Selain itu melalui pandemi Covid-19, kita mulai mengenali kerusakan yang kita cari alasannya dari ekosistem planet ini, kerusakan yang menyebabkan bencana alam yang menimpa sebagian besar umat manusia. Betapa pun, proses ini pada ujungnya terbukti bermanfaat, seperti halnya ketika letusan gunung berapi memusnahkan banyak spesies, tetapi justru memungkinkan pengembangan sumber daya batubara dan minyak, yang kemudian berguna bagi manusia. Ini menegaskan, alam jauh dari sempurna: ia hanyalah serangkaian proses material yang sering kacau dan merusak. 

Bagi Zizek, manusia perlu bergerak melampaui kiasan ideologis dan menerima ketidaklengkapan dunia dan tanggung jawab kebebasan di dalamnya. Manusia akan sepenuhnya ditentukan oleh hukum alam, yang akan beroperasi dengan keteraturan deterministik yang tak lain tak bukan justru menggambarkan semua tindakan manusia. Dengan demikian, ini adalah cara historis yang bergantung pada manusia, yang ditentukan oleh masyarakat dan totalitas perkembangan sejarah di mana seseorang berpartisipasi. Yang telah terbentuk adalah kepercayaan bahwa masyarakat yang baik adalah masyarakat yang mendekati sifat sempurna dan selengkap mungkin. Atau, secara lebih lebih fatalistik, dengan kepercayaan ini manusia menyangkal keprihatinan tentang perubahan iklim dengan secara diam-diam mempercayai bahwa alam harus selalu memperbaiki dirinya sendiri untuk memenuhi kebutuhan manusia.

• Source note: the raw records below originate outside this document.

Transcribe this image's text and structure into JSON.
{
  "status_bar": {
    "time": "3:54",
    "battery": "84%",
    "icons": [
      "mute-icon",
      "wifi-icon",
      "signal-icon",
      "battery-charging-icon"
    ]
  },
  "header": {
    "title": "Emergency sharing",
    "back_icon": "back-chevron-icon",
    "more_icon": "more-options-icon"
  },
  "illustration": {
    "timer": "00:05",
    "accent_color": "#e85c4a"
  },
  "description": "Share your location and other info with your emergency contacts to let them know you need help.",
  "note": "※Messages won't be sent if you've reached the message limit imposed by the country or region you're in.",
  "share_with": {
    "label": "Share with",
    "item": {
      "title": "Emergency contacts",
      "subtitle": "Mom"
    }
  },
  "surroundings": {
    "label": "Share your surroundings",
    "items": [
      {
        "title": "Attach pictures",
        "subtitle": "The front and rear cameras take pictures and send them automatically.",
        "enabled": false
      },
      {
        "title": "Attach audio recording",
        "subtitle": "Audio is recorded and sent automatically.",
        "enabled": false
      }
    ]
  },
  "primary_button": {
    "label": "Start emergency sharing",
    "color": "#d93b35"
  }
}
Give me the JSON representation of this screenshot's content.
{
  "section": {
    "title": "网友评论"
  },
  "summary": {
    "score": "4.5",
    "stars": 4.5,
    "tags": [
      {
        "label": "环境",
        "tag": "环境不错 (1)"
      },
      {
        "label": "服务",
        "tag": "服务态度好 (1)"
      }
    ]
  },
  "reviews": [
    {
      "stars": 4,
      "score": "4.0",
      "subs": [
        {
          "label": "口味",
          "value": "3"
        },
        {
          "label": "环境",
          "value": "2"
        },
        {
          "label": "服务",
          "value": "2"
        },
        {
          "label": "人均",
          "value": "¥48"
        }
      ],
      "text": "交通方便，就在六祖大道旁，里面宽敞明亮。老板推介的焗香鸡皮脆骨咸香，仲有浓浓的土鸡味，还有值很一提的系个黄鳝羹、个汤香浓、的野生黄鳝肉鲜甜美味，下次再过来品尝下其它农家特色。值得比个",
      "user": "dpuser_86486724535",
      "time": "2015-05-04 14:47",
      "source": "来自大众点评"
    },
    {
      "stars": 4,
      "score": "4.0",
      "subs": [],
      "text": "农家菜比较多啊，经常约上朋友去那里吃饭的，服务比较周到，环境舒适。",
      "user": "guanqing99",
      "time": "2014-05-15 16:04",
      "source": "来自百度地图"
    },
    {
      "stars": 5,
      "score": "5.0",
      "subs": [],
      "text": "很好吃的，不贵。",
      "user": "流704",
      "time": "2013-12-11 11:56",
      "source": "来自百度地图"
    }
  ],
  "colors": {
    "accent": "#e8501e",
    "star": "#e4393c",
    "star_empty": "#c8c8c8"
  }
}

Tak muskil, dunia sosial dan alam yang kita tangkap mungkin saja memiliki stabilitas tertentu, tetapi itu lebih karena manusia melihatnya dengan cara yang dibatasi secara ontologis. Manusia dapat saja menyederhanakan proses sosiopolitik dan alam yang kompleks menjadi sekadar narasi partisan yang sederhana. Ini sebuah paradoks, sebab penyederhanaan semacam ini justru merupakan masalah yang sangat kompleks, yang melampaui kerumitan politik dan berhubungan dengan struktur realitas itu sendiri berserta sifat kemanusiaan. 

Alih-alih menerima fakta itu, manusia lebih mencoba memproyeksikan ke alam — dan dengan perluasan ke masyarakat — kesempurnaan dan kelengkapan yang sebenarnya tidak ada dalam realitas material. Hal ini senada dengan pemikiran Kierkegaard dalam “The Concept of Anxiety”, sebab Zizek pun mengakui bahwa kondisi kebebasan manusia juga dapat menghasilkan banyak teror yang darinya justru manusia akan mundur.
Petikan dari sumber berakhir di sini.